Monday, September 28, 2009

Yellow white.

"Just listen. Listen carefully." He whispered to me, his warm breath coated my ear, and I shuddered as a million and one goosebumps rose on my arms and I caught my breath, not wanting to miss one word he was about to say.

"The moon, look at it." I tore my gaze from the ground, my eyes went from the grass, to the mid sky, to the moon. It was full and colored a yellow white. I stared at it and he placed his hands on my shoulders, gently moving one finger over my skin.

"It's beautiful," I shyly whispered and I could feel- just because we have that sort of bond, where I know what he's doing without even looking at him- that he was staring at the moon too. In that moment, we were both connected.
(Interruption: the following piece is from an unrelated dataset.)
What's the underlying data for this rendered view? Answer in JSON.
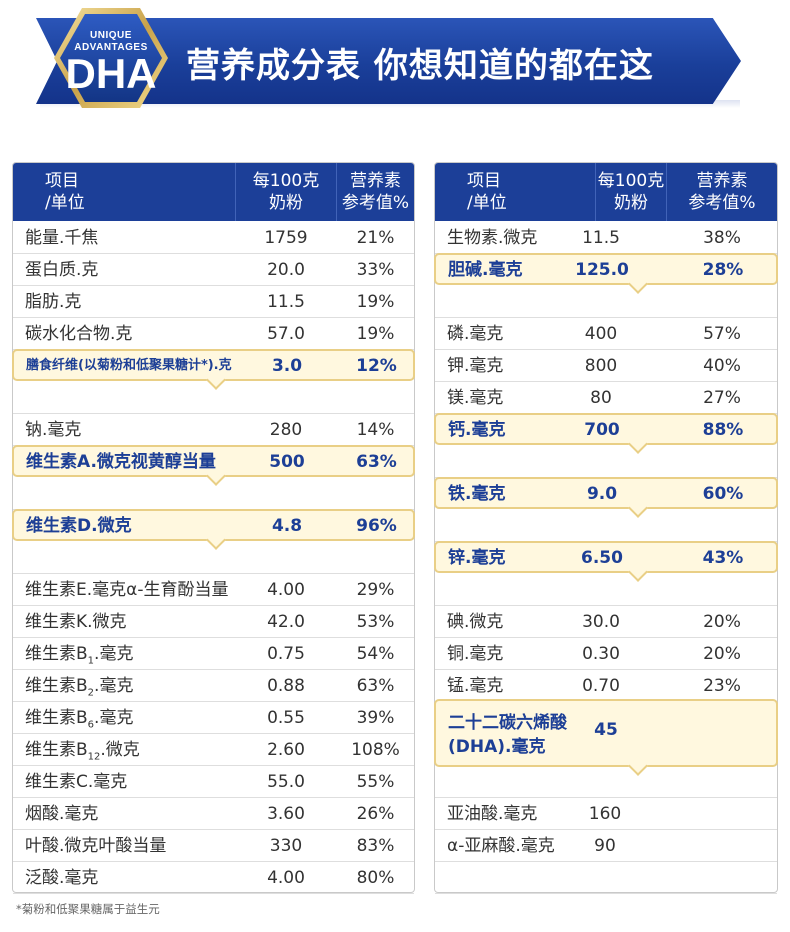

Not just by our lives, and its absurdity, and not just by a love that never falters or dies, but by life and everything that it carries and offers to us.

He lifted his finger from my shoulder and barely touching me, he passed it over the skin on my neck and I felt okay... actually okay. I felt at peace and I knew within that moment, that he loved me and that all along I loved him too.

He had been there for me when all else failed. He knew me like no one else did, not even my own parents understood everything that went on in my head and life.

He did.

He sacrificed so much for me, and even after it all, and even for what was about to come, I knew that he would still be here. I came first to him, there was no I with him. There was only me. God has given me a life that i don't understand, and probably never will comprehend, but in exchange, he has given me him.

"Lets not go home, lets just stay here tonight." He broke my train of thoughts, and it was as if he read my mind, knew exactly what I was thinking. I smiled and without turning to him, keeping my sight on the moon I said, "lets."

So we stayed there, his arms around me, and both of us staring up into the sky, escaping our life and its absurdity.